Arc boutée contre un vent violent et glacial j'aborde la laguna Colorada au coucher du soleil. Tableau abstrait de bandes rouges bordeaux et blanches, teintées d'or. Sel ou borax je ne sais et peu m'importe, captivée par un attroupement de flamands roses qui déambulent sur leurs longues pattes fragiles à la recherche de nourriture j'en oublie le froid. Ces seigneurs des hautes plaines, à la grâce hautaine avancent à pas comptés en rangs serrés, fouillant du bec les eaux pourpres de la laguna d'un mouvement régulier de balancier, gauche-droite, gauche-droite... Certains s'envolent, d'autres arrivent, ils vont et viennent ignorant les frontières des hommes.

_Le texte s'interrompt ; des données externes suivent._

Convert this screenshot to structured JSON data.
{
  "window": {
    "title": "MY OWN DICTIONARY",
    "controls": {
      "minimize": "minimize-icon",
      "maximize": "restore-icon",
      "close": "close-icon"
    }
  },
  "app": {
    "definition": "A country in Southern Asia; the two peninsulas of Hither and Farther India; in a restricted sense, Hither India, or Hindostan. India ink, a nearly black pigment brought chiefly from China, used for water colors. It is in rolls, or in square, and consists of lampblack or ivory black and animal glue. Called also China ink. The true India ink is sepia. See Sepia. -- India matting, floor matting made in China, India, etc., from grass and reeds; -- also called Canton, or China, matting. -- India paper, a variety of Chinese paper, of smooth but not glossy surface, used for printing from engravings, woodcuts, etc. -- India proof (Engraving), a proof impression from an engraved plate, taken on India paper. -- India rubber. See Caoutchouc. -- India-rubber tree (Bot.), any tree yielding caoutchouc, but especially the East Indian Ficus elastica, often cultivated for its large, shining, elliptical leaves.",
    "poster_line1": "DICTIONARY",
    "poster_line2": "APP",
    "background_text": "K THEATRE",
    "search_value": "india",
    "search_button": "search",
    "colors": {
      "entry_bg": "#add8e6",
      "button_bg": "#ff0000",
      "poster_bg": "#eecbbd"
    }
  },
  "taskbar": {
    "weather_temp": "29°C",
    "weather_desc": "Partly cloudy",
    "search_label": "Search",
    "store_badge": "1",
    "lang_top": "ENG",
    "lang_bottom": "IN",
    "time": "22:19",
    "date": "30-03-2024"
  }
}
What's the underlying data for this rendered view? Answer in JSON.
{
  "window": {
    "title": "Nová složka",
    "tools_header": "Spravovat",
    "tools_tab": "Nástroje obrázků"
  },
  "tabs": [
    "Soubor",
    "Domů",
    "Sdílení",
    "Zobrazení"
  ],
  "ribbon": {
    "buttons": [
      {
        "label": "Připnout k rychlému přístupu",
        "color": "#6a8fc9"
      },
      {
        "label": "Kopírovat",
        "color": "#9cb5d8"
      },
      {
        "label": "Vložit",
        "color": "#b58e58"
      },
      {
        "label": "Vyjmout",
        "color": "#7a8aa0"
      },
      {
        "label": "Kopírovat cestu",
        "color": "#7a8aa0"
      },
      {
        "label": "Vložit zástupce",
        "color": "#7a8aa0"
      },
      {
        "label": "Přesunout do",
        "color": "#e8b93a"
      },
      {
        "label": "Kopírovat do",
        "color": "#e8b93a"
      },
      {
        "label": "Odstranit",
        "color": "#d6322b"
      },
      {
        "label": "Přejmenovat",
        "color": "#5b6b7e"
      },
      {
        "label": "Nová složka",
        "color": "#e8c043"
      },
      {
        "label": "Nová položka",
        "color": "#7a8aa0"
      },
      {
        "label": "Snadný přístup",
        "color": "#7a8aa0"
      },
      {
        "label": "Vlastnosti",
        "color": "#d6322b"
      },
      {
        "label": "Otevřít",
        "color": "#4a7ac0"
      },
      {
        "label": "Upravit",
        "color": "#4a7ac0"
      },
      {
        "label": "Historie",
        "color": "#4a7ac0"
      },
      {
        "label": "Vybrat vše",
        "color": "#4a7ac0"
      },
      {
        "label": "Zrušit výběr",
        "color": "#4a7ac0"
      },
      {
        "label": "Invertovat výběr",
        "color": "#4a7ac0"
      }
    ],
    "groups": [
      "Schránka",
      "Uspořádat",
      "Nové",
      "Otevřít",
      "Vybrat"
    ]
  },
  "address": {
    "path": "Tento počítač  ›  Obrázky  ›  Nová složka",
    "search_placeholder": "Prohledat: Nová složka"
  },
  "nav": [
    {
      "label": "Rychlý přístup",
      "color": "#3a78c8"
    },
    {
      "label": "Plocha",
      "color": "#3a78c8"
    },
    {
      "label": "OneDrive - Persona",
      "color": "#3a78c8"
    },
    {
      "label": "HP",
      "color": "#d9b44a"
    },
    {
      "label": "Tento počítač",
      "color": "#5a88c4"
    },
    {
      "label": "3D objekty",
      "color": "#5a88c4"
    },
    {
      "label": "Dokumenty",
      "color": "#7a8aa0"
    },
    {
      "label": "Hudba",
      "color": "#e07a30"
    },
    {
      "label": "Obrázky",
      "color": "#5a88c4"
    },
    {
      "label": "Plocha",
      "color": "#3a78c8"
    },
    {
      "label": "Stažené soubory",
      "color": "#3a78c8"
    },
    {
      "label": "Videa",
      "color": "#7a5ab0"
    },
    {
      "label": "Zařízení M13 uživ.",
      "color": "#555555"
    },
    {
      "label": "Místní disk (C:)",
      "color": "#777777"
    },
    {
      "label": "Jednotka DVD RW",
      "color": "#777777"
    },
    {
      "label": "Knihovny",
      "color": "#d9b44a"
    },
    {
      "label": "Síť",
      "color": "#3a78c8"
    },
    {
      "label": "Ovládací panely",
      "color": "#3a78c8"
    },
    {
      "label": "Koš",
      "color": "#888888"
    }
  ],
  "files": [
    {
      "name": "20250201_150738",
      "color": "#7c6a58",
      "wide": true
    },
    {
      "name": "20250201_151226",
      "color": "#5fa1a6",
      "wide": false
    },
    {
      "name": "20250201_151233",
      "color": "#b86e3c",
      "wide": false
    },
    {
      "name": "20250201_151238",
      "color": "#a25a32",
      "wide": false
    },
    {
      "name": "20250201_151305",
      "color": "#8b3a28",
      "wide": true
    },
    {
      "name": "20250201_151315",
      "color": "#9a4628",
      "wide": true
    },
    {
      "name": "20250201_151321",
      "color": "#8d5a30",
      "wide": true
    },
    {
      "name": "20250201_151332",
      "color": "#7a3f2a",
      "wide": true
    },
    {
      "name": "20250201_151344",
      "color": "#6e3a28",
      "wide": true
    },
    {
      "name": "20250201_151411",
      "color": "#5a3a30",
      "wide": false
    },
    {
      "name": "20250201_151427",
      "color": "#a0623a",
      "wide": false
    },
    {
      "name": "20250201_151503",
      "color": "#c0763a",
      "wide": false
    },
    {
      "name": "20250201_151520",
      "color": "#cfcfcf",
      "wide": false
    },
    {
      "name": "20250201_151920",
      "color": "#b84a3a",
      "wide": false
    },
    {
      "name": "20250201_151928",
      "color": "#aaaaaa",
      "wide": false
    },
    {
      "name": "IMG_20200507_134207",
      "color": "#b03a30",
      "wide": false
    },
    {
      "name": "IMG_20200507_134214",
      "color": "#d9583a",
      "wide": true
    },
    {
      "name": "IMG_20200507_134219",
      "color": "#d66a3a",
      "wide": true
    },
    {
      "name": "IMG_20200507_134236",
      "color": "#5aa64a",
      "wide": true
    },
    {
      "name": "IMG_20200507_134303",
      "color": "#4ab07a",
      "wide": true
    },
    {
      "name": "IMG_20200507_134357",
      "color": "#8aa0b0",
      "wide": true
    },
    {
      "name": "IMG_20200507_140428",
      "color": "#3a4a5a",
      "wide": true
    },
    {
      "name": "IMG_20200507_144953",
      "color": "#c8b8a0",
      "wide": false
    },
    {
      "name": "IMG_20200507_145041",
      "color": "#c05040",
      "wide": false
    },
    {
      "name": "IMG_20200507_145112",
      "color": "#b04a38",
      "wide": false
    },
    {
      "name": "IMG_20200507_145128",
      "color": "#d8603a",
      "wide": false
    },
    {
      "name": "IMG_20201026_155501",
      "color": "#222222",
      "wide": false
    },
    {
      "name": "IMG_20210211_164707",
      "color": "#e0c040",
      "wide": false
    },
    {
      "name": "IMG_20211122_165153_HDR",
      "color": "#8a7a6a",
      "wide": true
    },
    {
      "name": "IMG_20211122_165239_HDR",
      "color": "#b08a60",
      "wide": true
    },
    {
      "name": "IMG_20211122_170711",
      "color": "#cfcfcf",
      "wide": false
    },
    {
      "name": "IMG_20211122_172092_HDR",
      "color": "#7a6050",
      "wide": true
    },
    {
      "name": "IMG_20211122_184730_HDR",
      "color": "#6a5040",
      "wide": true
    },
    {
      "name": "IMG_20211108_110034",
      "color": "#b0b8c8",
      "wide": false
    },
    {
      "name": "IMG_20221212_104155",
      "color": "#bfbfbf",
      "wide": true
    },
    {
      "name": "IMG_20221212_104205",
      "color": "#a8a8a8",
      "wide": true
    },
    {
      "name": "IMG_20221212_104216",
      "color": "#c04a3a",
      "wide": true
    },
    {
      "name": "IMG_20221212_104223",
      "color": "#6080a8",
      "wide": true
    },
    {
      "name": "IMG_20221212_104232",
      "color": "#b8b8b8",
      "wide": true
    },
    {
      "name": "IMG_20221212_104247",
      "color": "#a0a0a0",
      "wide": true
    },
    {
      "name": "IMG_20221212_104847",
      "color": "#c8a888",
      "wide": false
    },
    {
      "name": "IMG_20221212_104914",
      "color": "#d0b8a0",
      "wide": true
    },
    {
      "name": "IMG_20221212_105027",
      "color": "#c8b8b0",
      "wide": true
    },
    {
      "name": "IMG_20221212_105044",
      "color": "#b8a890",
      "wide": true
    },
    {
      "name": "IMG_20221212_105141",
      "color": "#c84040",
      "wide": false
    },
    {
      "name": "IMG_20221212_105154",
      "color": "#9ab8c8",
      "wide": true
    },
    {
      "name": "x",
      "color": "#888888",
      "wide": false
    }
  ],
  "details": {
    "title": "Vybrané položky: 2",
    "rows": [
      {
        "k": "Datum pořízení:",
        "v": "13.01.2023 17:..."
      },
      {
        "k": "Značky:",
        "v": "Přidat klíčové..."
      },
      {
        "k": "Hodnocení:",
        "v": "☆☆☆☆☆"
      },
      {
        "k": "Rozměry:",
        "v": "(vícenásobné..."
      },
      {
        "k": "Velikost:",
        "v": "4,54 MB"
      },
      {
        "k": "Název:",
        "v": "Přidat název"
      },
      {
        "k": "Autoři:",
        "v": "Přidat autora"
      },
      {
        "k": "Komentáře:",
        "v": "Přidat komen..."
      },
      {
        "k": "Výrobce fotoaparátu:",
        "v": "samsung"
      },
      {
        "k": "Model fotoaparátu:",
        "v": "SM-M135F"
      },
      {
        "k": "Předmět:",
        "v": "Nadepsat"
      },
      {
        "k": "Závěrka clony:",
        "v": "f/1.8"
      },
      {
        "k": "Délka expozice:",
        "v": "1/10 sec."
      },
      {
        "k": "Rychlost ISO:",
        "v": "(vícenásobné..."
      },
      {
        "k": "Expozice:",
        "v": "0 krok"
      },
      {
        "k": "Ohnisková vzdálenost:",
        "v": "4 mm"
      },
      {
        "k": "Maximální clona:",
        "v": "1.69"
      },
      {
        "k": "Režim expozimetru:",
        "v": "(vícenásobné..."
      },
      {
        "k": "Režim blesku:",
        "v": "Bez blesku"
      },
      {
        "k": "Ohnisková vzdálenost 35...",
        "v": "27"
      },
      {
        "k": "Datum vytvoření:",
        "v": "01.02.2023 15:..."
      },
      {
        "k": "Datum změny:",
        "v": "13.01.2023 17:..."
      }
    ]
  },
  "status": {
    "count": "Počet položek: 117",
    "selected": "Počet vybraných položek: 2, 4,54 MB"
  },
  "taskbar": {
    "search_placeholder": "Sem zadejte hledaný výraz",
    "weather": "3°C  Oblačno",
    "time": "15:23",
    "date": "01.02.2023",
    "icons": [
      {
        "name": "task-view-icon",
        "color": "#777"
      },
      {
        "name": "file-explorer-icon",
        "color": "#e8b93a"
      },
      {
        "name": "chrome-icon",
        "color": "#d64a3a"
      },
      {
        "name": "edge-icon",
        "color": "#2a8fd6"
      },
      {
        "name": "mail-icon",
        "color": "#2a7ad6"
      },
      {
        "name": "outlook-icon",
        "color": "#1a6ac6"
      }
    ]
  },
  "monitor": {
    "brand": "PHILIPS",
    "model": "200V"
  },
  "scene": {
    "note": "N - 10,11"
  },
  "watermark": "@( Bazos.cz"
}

Un peu plus au sud la laguna « de Agua Caliente » aux couleurs pastelles m'offre le luxe d'un bain bien chaud dans un décor somptueux. Le borax qui saupoudre les herbes laisse croire qu'il a neigé récemment . Au loin passent quelques vigognes élégantes et délicates dont la laine si fine était réservée pour l'usage exclusif des Incas. A ces hautes altitudes elles se contentent d'une végétation clairsemée et leur fragilité n'est qu'apparente. Maintenant qu'elles sont protégées leur nombre croît régulièrement. Leur laine très recherchée et extrêmement coûteuse procure quelques ressources supplémentaires.
Une tornade s'élève balayant le plateau, ridant la surface de la laguna Verde, effaçant le reflet du volcan Licacanbur et modifiant la couleur de l'eau qui devient plus opaque et d'un incroyable vert céladon. Juste derrière, la laguna Blanca semble figée pour l'éternité. L'image double des collines réfractées sur les eaux miroir me donne une impression de sérénité.
Au-delà vers le soleil couchant, descendant régulièrement jusqu'au niveau de la mer commence le désert d'Atacama . Annexé par le Chili lors de la guerre du Pacifique c'est toujours un sujet de discorde entre ces deux pays. Non seulement la Bolivie a perdue plus de la moitié de son territoire mais surtout sa façade maritime et ce n'est pas la ligne de chemin de fer entre Oruro et Antafagosta concédée par le Chili qui compensera.
Atacama terrible et magnifique. Les mots peinent à le raconter. Quelques touffes maigres et dorées d'ichu bousculées par le vent dans cette infinitude désolée, une petite troupe de guanacos qui s'échappe en sautant de rocher en rocher, de grosses collines au dos rond, colorées d'or, de cuivre, de souffre. Immenses plaines de sel miroitant à l'infini, pétrifiée par cet air trop sec, trop froid. Paysages torturés par les forces telluriques et soudain barrant l'horizon, surgit des strates sédimentaires, se dessinent de magnifiques sculptures de sel, de gypse et de calcaire. A la moindre averse s'épanouit sur un lit d'argile fendillée, le miracle rouge grenat d'un tapis de portulacées.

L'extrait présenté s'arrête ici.